I can tell you what I implemented but it may be too long to really post here. First off I really only do clickstream for user sessions after they have logged into site and have built and tested but not launched yet but site is in beta and should be live soon for you to get better feel for what I am describing. I've implemented two separate forms of clickstream ... lite and heavy. First the lite version
The lite version is only concerned with user page paths and is as follows:
- When the server starts up I create a server session id and a directory which holds all sorts of session forensic data including this clickstream data. At startup I create a user_session_path file in this directory. As a side note I also put the access logs, a periodic telemetry dumps, url profiling data, and nsv variable dumps into this directory.

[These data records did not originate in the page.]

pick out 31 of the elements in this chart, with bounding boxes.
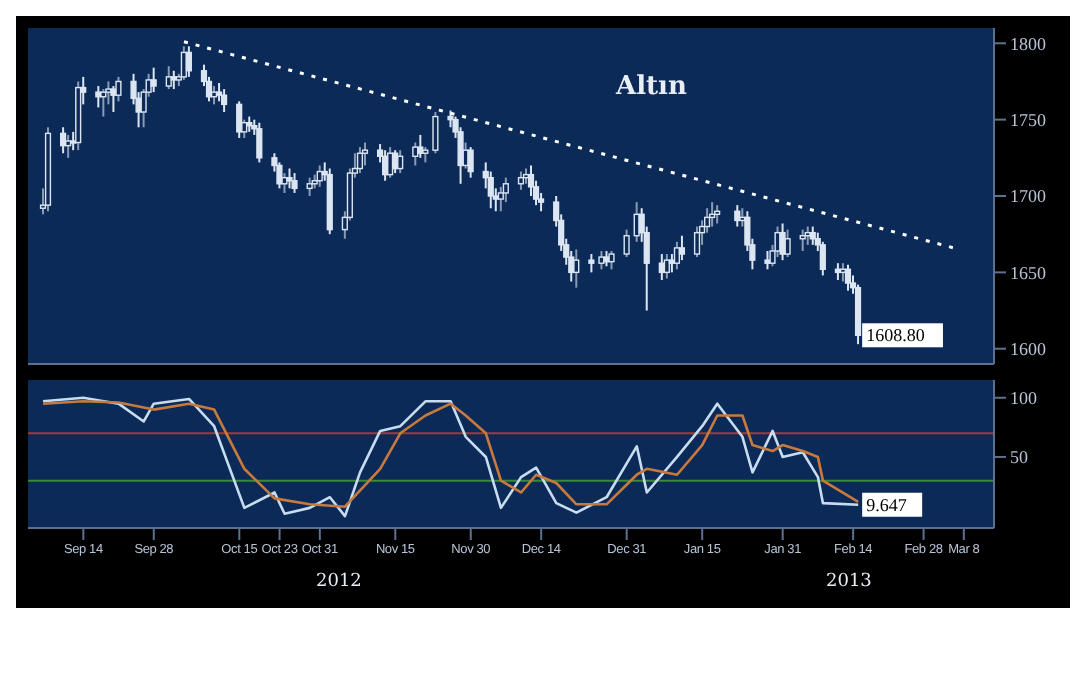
candlestick xyxy=(467,146,474,179)
annotation: 1608.80 xyxy=(866,325,926,346)
annotation: 9.647 xyxy=(866,494,908,515)
candlestick xyxy=(221,88,228,113)
candlestick xyxy=(236,100,243,139)
y-tick-label: 100 xyxy=(1010,388,1038,409)
candlestick xyxy=(819,240,826,277)
candlestick xyxy=(286,167,293,190)
candlestick xyxy=(170,69,177,91)
candlestick xyxy=(668,253,675,274)
candlestick xyxy=(588,253,595,274)
candlestick xyxy=(417,133,424,159)
candlestick xyxy=(809,225,816,246)
candlestick xyxy=(185,45,192,78)
annotation: Altın xyxy=(616,72,687,102)
text: 2013 xyxy=(826,572,872,592)
candlestick xyxy=(678,234,686,262)
text: 2012 xyxy=(316,572,362,592)
y-tick-label: 1750 xyxy=(1010,110,1047,131)
y-tick-label: 1800 xyxy=(1010,33,1047,54)
candlestick xyxy=(844,263,852,292)
y-tick-label: 1600 xyxy=(1010,339,1047,360)
candlestick xyxy=(276,161,283,190)
candlestick xyxy=(764,249,771,271)
candlestick xyxy=(256,121,263,164)
candlestick xyxy=(854,283,862,346)
y-tick-label: 50 xyxy=(1010,447,1029,468)
candlestick xyxy=(487,170,494,210)
y-tick-label: 1650 xyxy=(1010,262,1047,283)
y-tick-label: 1700 xyxy=(1010,186,1047,207)
candlestick xyxy=(150,66,157,94)
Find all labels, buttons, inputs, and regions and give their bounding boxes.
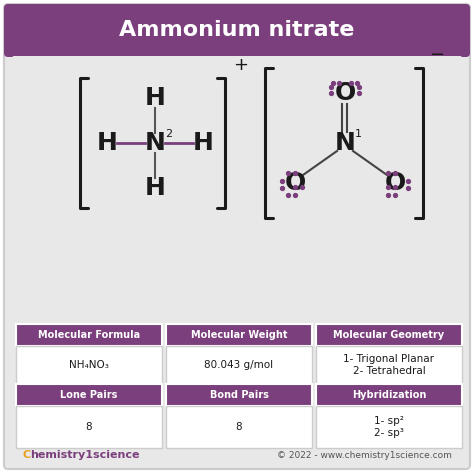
Text: N: N [145,131,165,155]
Text: 1: 1 [355,129,362,139]
Bar [166,346,312,384]
Text: +: + [233,56,248,74]
Text: 8: 8 [236,422,242,432]
Text: O: O [334,81,356,105]
Text: Lone Pairs: Lone Pairs [60,390,118,400]
Text: 1- sp²
2- sp³: 1- sp² 2- sp³ [374,416,404,438]
Bar [316,324,462,346]
FancyBboxPatch shape [4,4,470,57]
Bar [166,384,312,406]
FancyBboxPatch shape [12,56,462,255]
Text: C: C [22,450,30,460]
Bar [166,324,312,346]
Text: H: H [145,86,165,110]
Bar [166,406,312,448]
Bar [316,346,462,384]
Text: −: − [429,46,444,64]
FancyBboxPatch shape [4,4,470,469]
Text: hemistry1science: hemistry1science [30,450,139,460]
Text: O: O [384,171,406,195]
Text: 2: 2 [165,129,172,139]
Text: 80.043 g/mol: 80.043 g/mol [204,360,273,370]
Text: H: H [145,176,165,200]
Text: 8: 8 [86,422,92,432]
Bar [16,346,162,384]
Text: Bond Pairs: Bond Pairs [210,390,268,400]
Text: © 2022 - www.chemistry1science.com: © 2022 - www.chemistry1science.com [277,451,452,460]
Text: H: H [192,131,213,155]
Text: H: H [97,131,118,155]
Bar [316,384,462,406]
Text: Molecular Weight: Molecular Weight [191,330,287,340]
Text: Ammonium nitrate: Ammonium nitrate [119,20,355,40]
Bar [16,324,162,346]
Text: NH₄NO₃: NH₄NO₃ [69,360,109,370]
Bar [316,406,462,448]
Text: O: O [284,171,306,195]
Text: N: N [335,131,356,155]
Text: 1- Trigonal Planar
2- Tetrahedral: 1- Trigonal Planar 2- Tetrahedral [344,354,435,376]
Bar [16,384,162,406]
Text: Molecular Geometry: Molecular Geometry [333,330,445,340]
Bar [16,406,162,448]
Text: Molecular Formula: Molecular Formula [38,330,140,340]
Text: Hybridization: Hybridization [352,390,426,400]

- When the user logs in I add an nsv variable (user_session_id) to my nsv array user_session_paths.
- At each pageload (I run a preauth filter on all pages) I determine which page the user is on and map to a page/id hash that is loaded also at server startup. I then lappend (page_id, ns_time) to this user_session_path nsv variable.
- When user log out or is auto logged out I append their individ nsv session path array to the file that I created in the server session dir. Also unset the corresponding nsv var
- At server shutdown dump any remaining var using ns_shutdown proc.
You can then parse the session path file into a graph which represents user paths. I keep a database copy of the individual graphs and a cumulative graph that holds prev/next data. You can then see all pages before / after and the time between pages can be delved into. This is not necessarily a links to/from because a user can have multiple browser windows open and may switch between.
Thats the lite version the heavy version is much more detailed and contains about 40 different db tables. If you want I can post short descript of it or email you.
Best Regards,